From the June 2016 issue

Missing petals

Thoughts on a coronal hole during totality.
By | Published: June 27, 2016 | Last updated on May 18, 2023

OMearaStephen
T he grandeur and brevity of a total solar eclipse can replace thought with raw emotion, especially if it’s a first-time experience. The more eclipses one sees, however, the more sanity leaks back into the moment, infusing the mind with kernels of critical thinking. Thankfully, I found enough sanity during totality March 9, 2016, to ponder a dramatic visual phenomenon that may be related to the ultraviolet and X-ray energy the Sun produces.

Fortunate sighting
I watched totality free from clouds, sailing in a “banana boat” off the coast of the little island of Ternate, Indonesia. My partner and eclipse veteran Deborah Carter was with me, as were two new friends whom we met on the island.

The chase afforded us little time for preparing gear in the narrow and unstable boat. And good thing we didn’t take much time because we cleared the clouds with only seconds remaining before second contact. Adding to the joy of this success was seeing the Moon near perigee, slamming the door on the Sun’s light as the solar corona swelled magnificently into view.

A plucked daisy
To the unaided eye, the equatorial streamers appeared long and dramatic, with one extraordinarily bright streamer extending to the southwest. These streamers formed the brightest part of a largely symmetrical corona. It consisted of numerous overlapping petals, like those of a frosted dahlia in bloom — except for the corona south of the Sun’s polar region, where the petals appeared to have been “plucked.” It was all but a visual black hole with only the faintest of plumes (comet-like plumes) extending tail-like into space.

Total solar eclipse of March 9, 2016
This Solar and Heliospheric Observatory image of the Sun, taken during totality of the March 9, 2016, total solar eclipse, shows a definite fading of the corona (a coronal hole) to the south, which is toward the lower right in this image.
SOHO/ESA/NASA
Of the dozen times I’ve seen the solar corona during eclipses, I do not recall such a striking area devoid of detail. The magnitude of the void was brought home when Deborah also commented on it after the eclipse, wondering what could have caused such an absence of light when the remainder of the corona was so petal rich.

We appear to be on the downside of a solar maximum, a time when the corona typically bursts forth with streamers radiating from all points of the solar disk. Therefore, the dahlia flower arrangement of coronal petals was expected. Nevertheless, the Sun’s corona is not entirely uniform. Coronal holes, for instance, form predominantly at the Sun’s poles, and the one that appeared at the Sun’s south pole during the eclipse might have been responsible for the corona’s vanishing act.

A different kind
of black hole

The corona is both hot (on the order of 1 million degrees Fahrenheit) and delicate — a million times fainter than the Sun’s photosphere, which is why we see it only during totality. The corona’s intensity is also not uniform, having darker (cooler) areas caused by regions with lower density. On ultraviolet and X-ray images, they appear as “black holes” against the bright corona owing to the lower temperature of the plasma (much as sunspots appear darker against the Sun’s photosphere).
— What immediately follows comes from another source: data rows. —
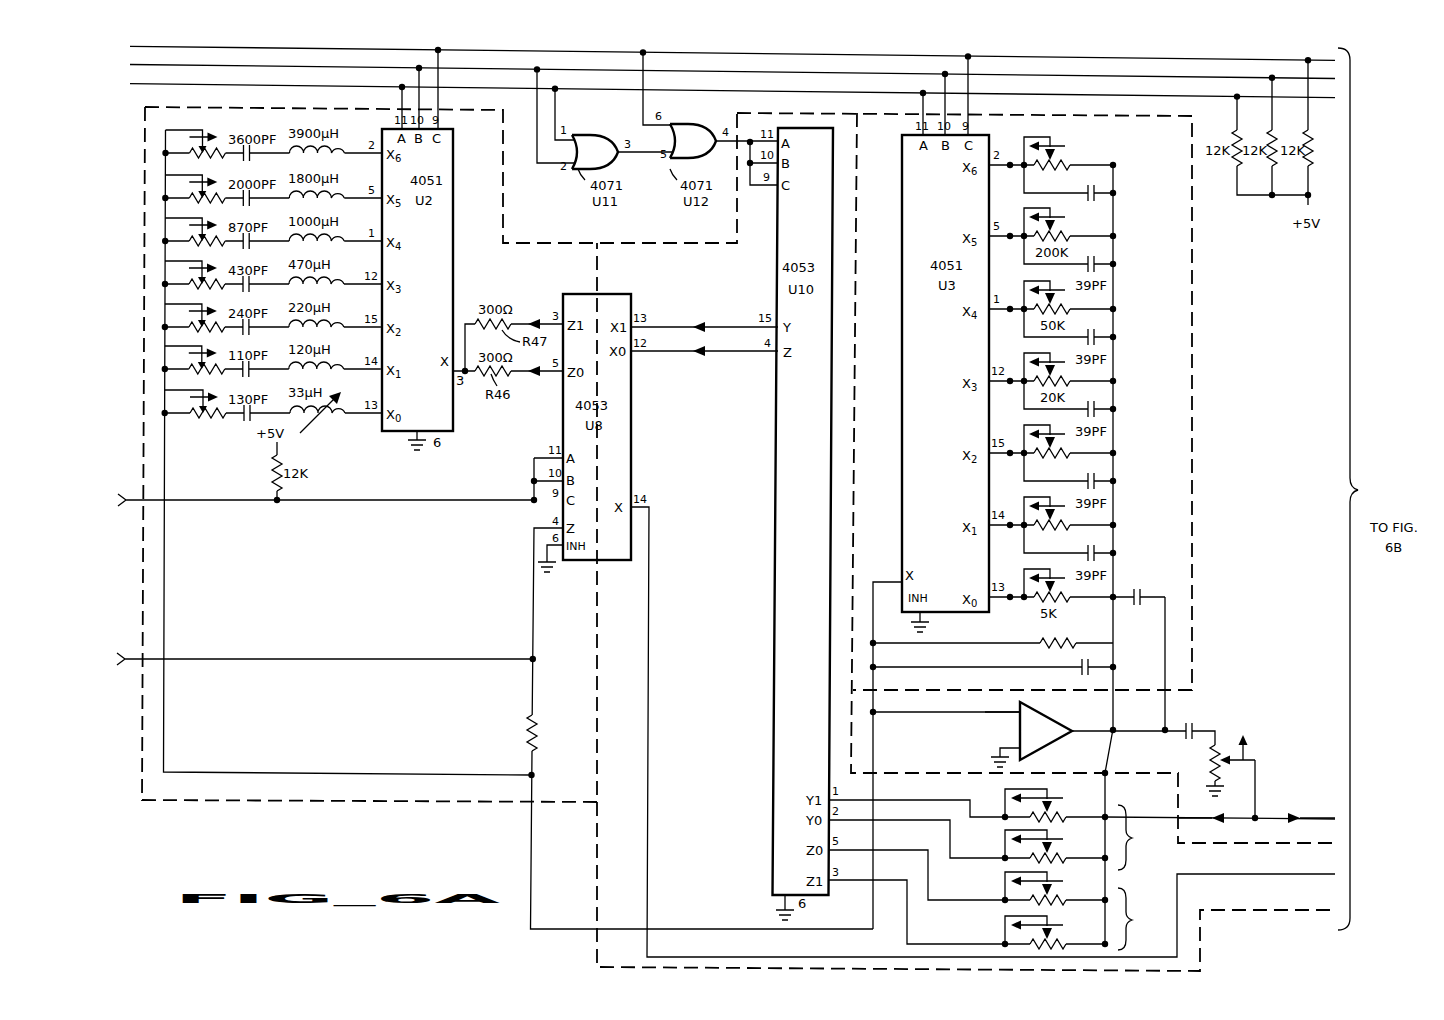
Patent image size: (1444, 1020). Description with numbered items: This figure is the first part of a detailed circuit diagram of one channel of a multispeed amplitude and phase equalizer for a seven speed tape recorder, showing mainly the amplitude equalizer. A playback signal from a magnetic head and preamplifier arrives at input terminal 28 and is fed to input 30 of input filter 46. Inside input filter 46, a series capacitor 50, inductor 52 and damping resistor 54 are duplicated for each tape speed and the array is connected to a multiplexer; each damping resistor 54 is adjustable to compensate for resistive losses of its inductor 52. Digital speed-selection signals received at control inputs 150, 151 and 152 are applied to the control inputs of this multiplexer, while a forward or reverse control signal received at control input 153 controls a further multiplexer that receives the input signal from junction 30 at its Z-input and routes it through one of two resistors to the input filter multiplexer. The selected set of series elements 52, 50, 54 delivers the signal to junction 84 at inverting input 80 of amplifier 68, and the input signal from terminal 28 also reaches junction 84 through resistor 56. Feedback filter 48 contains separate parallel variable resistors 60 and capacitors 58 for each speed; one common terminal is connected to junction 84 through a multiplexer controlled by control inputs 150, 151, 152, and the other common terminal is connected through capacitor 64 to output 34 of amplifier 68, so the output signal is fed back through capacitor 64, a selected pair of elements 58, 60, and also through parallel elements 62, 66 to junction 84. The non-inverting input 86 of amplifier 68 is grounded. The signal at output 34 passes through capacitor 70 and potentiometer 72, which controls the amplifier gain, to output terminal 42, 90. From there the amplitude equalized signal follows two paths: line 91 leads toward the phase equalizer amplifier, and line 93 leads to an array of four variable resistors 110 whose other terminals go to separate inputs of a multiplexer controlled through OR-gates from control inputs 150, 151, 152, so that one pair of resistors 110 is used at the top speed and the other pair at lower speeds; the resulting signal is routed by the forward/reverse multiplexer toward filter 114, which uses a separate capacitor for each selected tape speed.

The control input 150 is at (120, 52).
The control input 151 is at (120, 70).
The control input 152 is at (120, 90).
The control input 153 is at (117, 497).
The input terminal 28 is at (123, 657).
The input of input filter 30 is at (530, 658).
The output of amplifier 34 is at (1162, 726).
The output terminal 42 is at (1256, 822).
The output line 90 is at (1256, 828).
The input filter 46 is at (258, 796).
The feedback filter 48 is at (1185, 299).
The capacitor 50 is at (243, 425).
The inductor 52 is at (330, 422).
The damping resistor 54 is at (200, 422).
The resistor 56 is at (526, 736).
The capacitor 58 is at (1095, 191).
The variable resistor 60 is at (1058, 163).
The parallel feedback element 62 is at (1040, 640).
The capacitor 64 is at (1140, 592).
The parallel feedback element 66 is at (1092, 666).
The amplifier 68 is at (1055, 721).
The capacitor 70 is at (1200, 729).
The potentiometer 72 is at (1218, 770).
The inverting input 80 is at (1010, 718).
The junction 84 is at (873, 714).
The non-inverting input 86 is at (1018, 754).
The line 91 is at (1312, 816).
The line 93 is at (1196, 815).
The variable resistor 110 is at (1057, 812).
The filter 114 is at (964, 926).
Unlike the equatorial streamers — which form closed magnetic loops and heat up the corona, causing it to glow brightly — coronal holes mark where magnetic field lines expand freely into space without looping back. During eclipses, we can see these open magnetic field lines as polar plumes — the fragile, comet-like polar tails that reached out from the Sun’s south pole during the March 9 eclipse. Indeed, when I compared a SOHO spacecraft ultraviolet image of the Sun taken on the day of totality, I found that a coronal hole was present at Sun’s south pole, which may have contributed to the extreme darkening of the corona at that point.